MDCK and THP-1 cells were infected with 100TCID₅₀ influenza virus for 2 h and cultured in the presence of CST at different concentrations. At 12 h p.i., total RNA was isolated from cells by using RNeasy Mini Kit (Qiagen, Germantown, MD, USA).

The primers used to amplify the IAV M2, IL-1β, TNF-α, IL-8, IL-10, and GAPDH genes (Table 2), were synthesized by Invitrogen Biotechnology Co. Ltd., China.
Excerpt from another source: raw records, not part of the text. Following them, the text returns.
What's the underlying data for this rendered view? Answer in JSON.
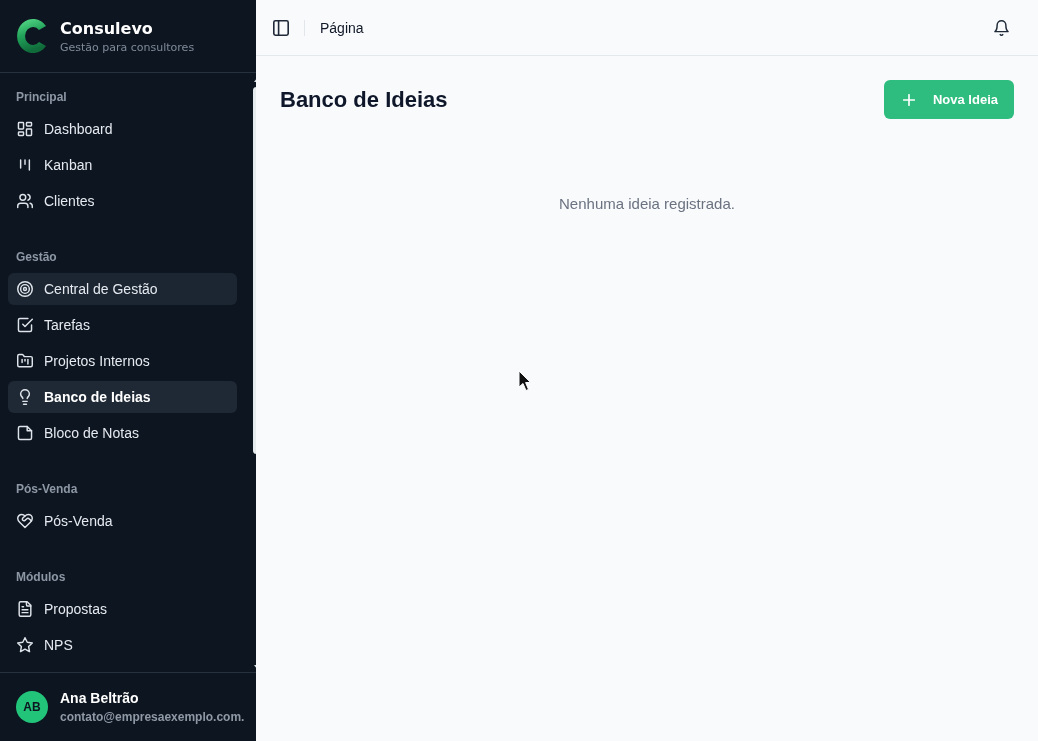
{
  "sidebar": {
    "brand": {
      "name": "Consulevo",
      "tagline": "Gestão para consultores"
    },
    "sections": [
      {
        "title": "Principal",
        "items": [
          {
            "label": "Dashboard",
            "selected": false,
            "hovered": false
          },
          {
            "label": "Kanban",
            "selected": false,
            "hovered": false
          },
          {
            "label": "Clientes",
            "selected": false,
            "hovered": false
          }
        ]
      },
      {
        "title": "Gestão",
        "items": [
          {
            "label": "Central de Gestão",
            "selected": false,
            "hovered": true
          },
          {
            "label": "Tarefas",
            "selected": false,
            "hovered": false
          },
          {
            "label": "Projetos Internos",
            "selected": false,
            "hovered": false
          },
          {
            "label": "Banco de Ideias",
            "selected": true,
            "hovered": false
          },
          {
            "label": "Bloco de Notas",
            "selected": false,
            "hovered": false
          }
        ]
      },
      {
        "title": "Pós-Venda",
        "items": [
          {
            "label": "Pós-Venda",
            "selected": false,
            "hovered": false
          }
        ]
      },
      {
        "title": "Módulos",
        "items": [
          {
            "label": "Propostas",
            "selected": false,
            "hovered": false
          },
          {
            "label": "NPS",
            "selected": false,
            "hovered": false
          }
        ]
      }
    ],
    "user": {
      "initials": "AB",
      "name": "Ana Beltrão",
      "email": "contato@empresaexemplo.com."
    }
  },
  "topbar": {
    "breadcrumb": "Página"
  },
  "page": {
    "title": "Banco de Ideias",
    "new_button": "Nova Ideia",
    "empty_message": "Nenhuma ideia registrada."
  },
  "mouse_pointer": {
    "kind": "arrow"
  }
}
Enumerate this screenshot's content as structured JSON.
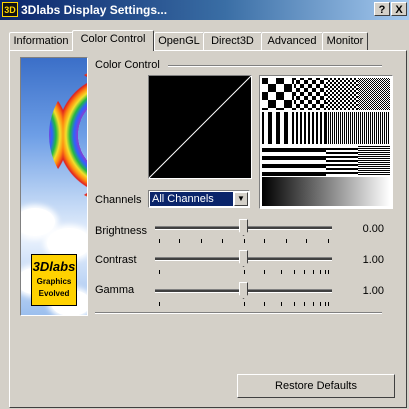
{
  "window": {
    "title": "3Dlabs Display Settings...",
    "icon_text": "3D",
    "help_label": "?",
    "close_label": "X"
  },
  "tabs": [
    {
      "label": "Information",
      "active": false
    },
    {
      "label": "Color Control",
      "active": true
    },
    {
      "label": "OpenGL",
      "active": false
    },
    {
      "label": "Direct3D",
      "active": false
    },
    {
      "label": "Advanced",
      "active": false
    },
    {
      "label": "Monitor",
      "active": false
    }
  ],
  "banner": {
    "logo_main": "3Dlabs",
    "logo_sub_1": "Graphics",
    "logo_sub_2": "Evolved"
  },
  "color_control": {
    "group_label": "Color Control",
    "channels_label": "Channels",
    "channels_value": "All Channels",
    "sliders": [
      {
        "label": "Brightness",
        "value": "0.00",
        "level": 0.5
      },
      {
        "label": "Contrast",
        "value": "1.00",
        "level": 0.5
      },
      {
        "label": "Gamma",
        "value": "1.00",
        "level": 0.5
      }
    ]
  },
  "buttons": {
    "restore_defaults": "Restore Defaults"
  },
  "colors": {
    "face": "#d4d0c8",
    "title_start": "#0a246a",
    "title_end": "#a6caf0",
    "logo": "#ffd200",
    "selection": "#0a246a"
  }
}
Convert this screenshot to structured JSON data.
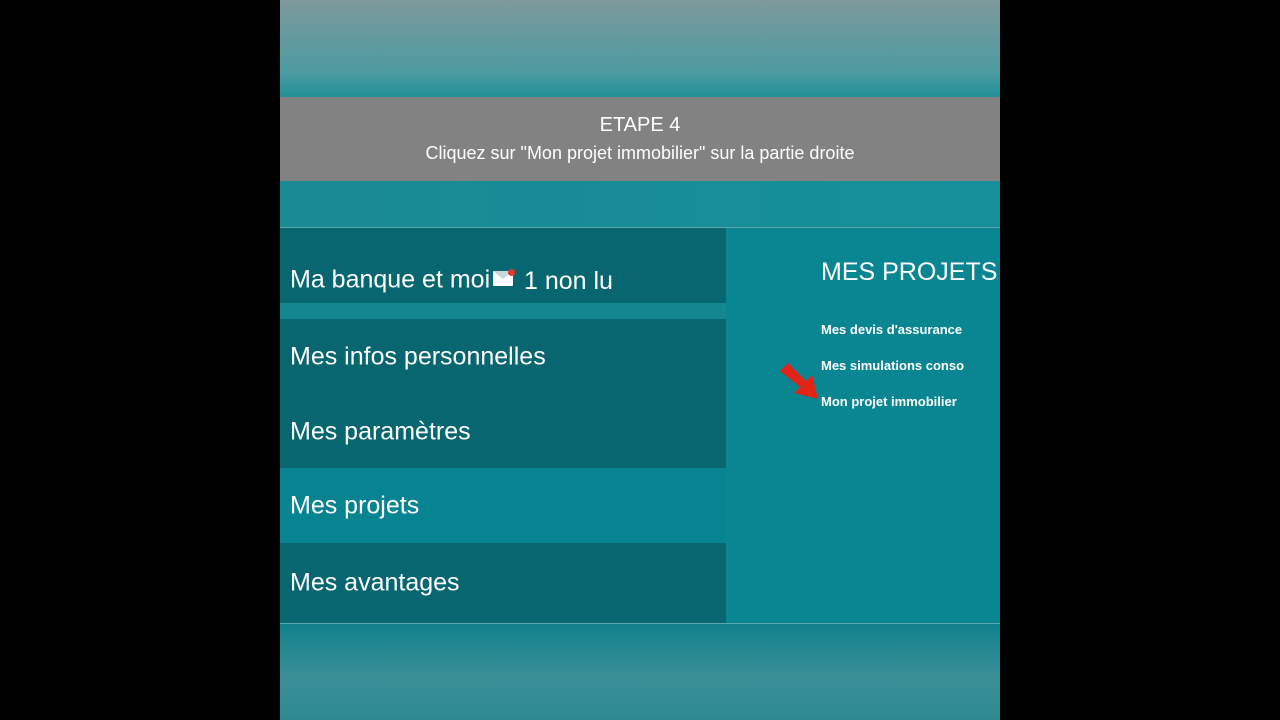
{
  "banner": {
    "step": "ETAPE 4",
    "instruction": "Cliquez sur \"Mon projet immobilier\" sur la partie droite"
  },
  "menu": {
    "items": [
      {
        "label": "Ma banque et moi",
        "unread": "1 non lu"
      },
      {
        "label": "Mes infos personnelles"
      },
      {
        "label": "Mes paramètres"
      },
      {
        "label": "Mes projets",
        "active": true
      },
      {
        "label": "Mes avantages"
      }
    ],
    "icons": {
      "mail": "envelope-icon",
      "badge": "notification-dot"
    }
  },
  "side": {
    "title": "MES PROJETS",
    "links": [
      "Mes devis d'assurance",
      "Mes simulations conso",
      "Mon projet immobilier"
    ],
    "pointer_icon": "red-arrow-icon"
  },
  "colors": {
    "banner_bg": "#828282",
    "menu_bg": "#086670",
    "menu_active_bg": "#078391",
    "side_bg": "#0a8592",
    "arrow": "#e02418",
    "badge": "#e23a2a"
  }
}
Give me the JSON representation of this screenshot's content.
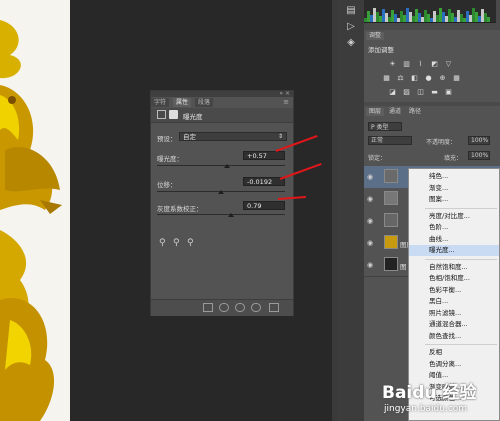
{
  "properties_panel": {
    "tabs": [
      "字符",
      "属性",
      "段落"
    ],
    "active_tab": "属性",
    "header_title": "曝光度",
    "preset_label": "预设：",
    "preset_value": "自定",
    "rows": [
      {
        "label": "曝光度：",
        "value": "+0.57",
        "slider_fraction": 0.55
      },
      {
        "label": "位移：",
        "value": "-0.0192",
        "slider_fraction": 0.5
      },
      {
        "label": "灰度系数校正：",
        "value": "0.79",
        "slider_fraction": 0.58
      }
    ]
  },
  "adjustments_panel": {
    "tabs": [
      "调整"
    ],
    "subtitle": "添加调整"
  },
  "layers_panel": {
    "tabs": [
      "图层",
      "通道",
      "路径"
    ],
    "filter_label": "P 类型",
    "blend_mode": "正常",
    "opacity_label": "不透明度：",
    "opacity_value": "100%",
    "lock_label": "锁定：",
    "fill_label": "填充：",
    "fill_value": "100%",
    "layer_names": [
      "",
      "",
      "",
      "图层",
      "图"
    ]
  },
  "context_menu": {
    "items": [
      "纯色...",
      "渐变...",
      "图案...",
      "亮度/对比度...",
      "色阶...",
      "曲线...",
      "曝光度...",
      "自然饱和度...",
      "色相/饱和度...",
      "色彩平衡...",
      "黑白...",
      "照片滤镜...",
      "通道混合器...",
      "颜色查找...",
      "反相",
      "色调分离...",
      "阈值...",
      "渐变映射...",
      "可选颜色..."
    ],
    "highlighted": "曝光度..."
  },
  "watermark": {
    "brand": "Baidu 经验",
    "url": "jingyan.baidu.com"
  },
  "colors": {
    "arrow": "#e0161a",
    "panel_bg": "#535353",
    "menu_highlight": "#c9dbf3"
  }
}
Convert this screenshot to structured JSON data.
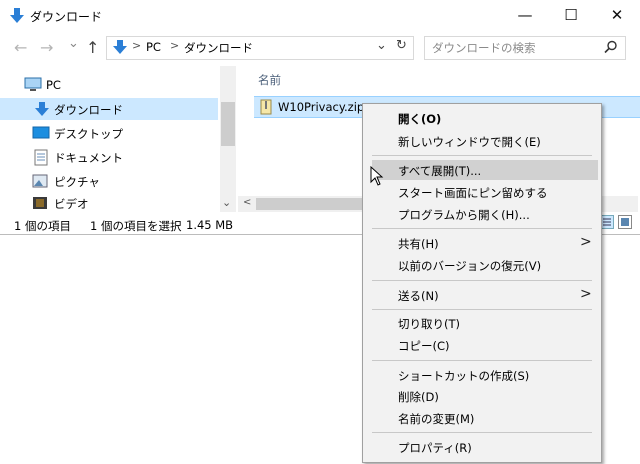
{
  "window": {
    "title": "ダウンロード",
    "controls": {
      "minimize": "—",
      "maximize": "☐",
      "close": "✕"
    }
  },
  "address": {
    "back": "←",
    "forward": "→",
    "recent": "⌄",
    "up": "↑",
    "crumbs": [
      "PC",
      "ダウンロード"
    ],
    "separator": ">",
    "dropdown": "⌄",
    "refresh": "↻"
  },
  "search": {
    "placeholder": "ダウンロードの検索"
  },
  "nav": {
    "items": [
      {
        "label": "PC",
        "icon": "pc-icon"
      },
      {
        "label": "ダウンロード",
        "icon": "download-icon",
        "selected": true
      },
      {
        "label": "デスクトップ",
        "icon": "desktop-icon"
      },
      {
        "label": "ドキュメント",
        "icon": "document-icon"
      },
      {
        "label": "ピクチャ",
        "icon": "picture-icon"
      },
      {
        "label": "ビデオ",
        "icon": "video-icon"
      }
    ],
    "scroll_down": "⌄"
  },
  "files": {
    "column_name": "名前",
    "items": [
      {
        "name": "W10Privacy.zip",
        "icon": "zip-icon"
      }
    ]
  },
  "status": {
    "count": "1 個の項目",
    "selected": "1 個の項目を選択",
    "size": "1.45 MB"
  },
  "context_menu": {
    "items": [
      {
        "label": "開く(O)",
        "bold": true
      },
      {
        "label": "新しいウィンドウで開く(E)"
      },
      {
        "label": "すべて展開(T)...",
        "highlighted": true
      },
      {
        "label": "スタート画面にピン留めする"
      },
      {
        "label": "プログラムから開く(H)..."
      },
      {
        "label": "共有(H)",
        "submenu": true
      },
      {
        "label": "以前のバージョンの復元(V)"
      },
      {
        "label": "送る(N)",
        "submenu": true
      },
      {
        "label": "切り取り(T)"
      },
      {
        "label": "コピー(C)"
      },
      {
        "label": "ショートカットの作成(S)"
      },
      {
        "label": "削除(D)"
      },
      {
        "label": "名前の変更(M)"
      },
      {
        "label": "プロパティ(R)"
      }
    ]
  },
  "colors": {
    "selection": "#cce8ff",
    "menu_bg": "#f2f2f2",
    "menu_highlight": "#d1d1d1",
    "folder_blue": "#2b7fd6"
  }
}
The relative quantification of these genes were carried out with an ABI 7500 Fast real-time PCR instrument (Applied Biosystems, Foster City, CA, USA) by using TransScript II Green One-Step qRT-PCR SuperMix kit (TransGen Biotech, China) with the following procedures: 50 °C for 5 min, 94 °C for 30 s, followed by 35 cycles of 94 °C for 5 s, and 60 °C for 30 s. The relative mRNA amounts of IAV M2, IL-1β, TNF-α, IL-8, as well as IL-10, were then calculated by comparative Ct method after normalizing against the quantity of GAPDH.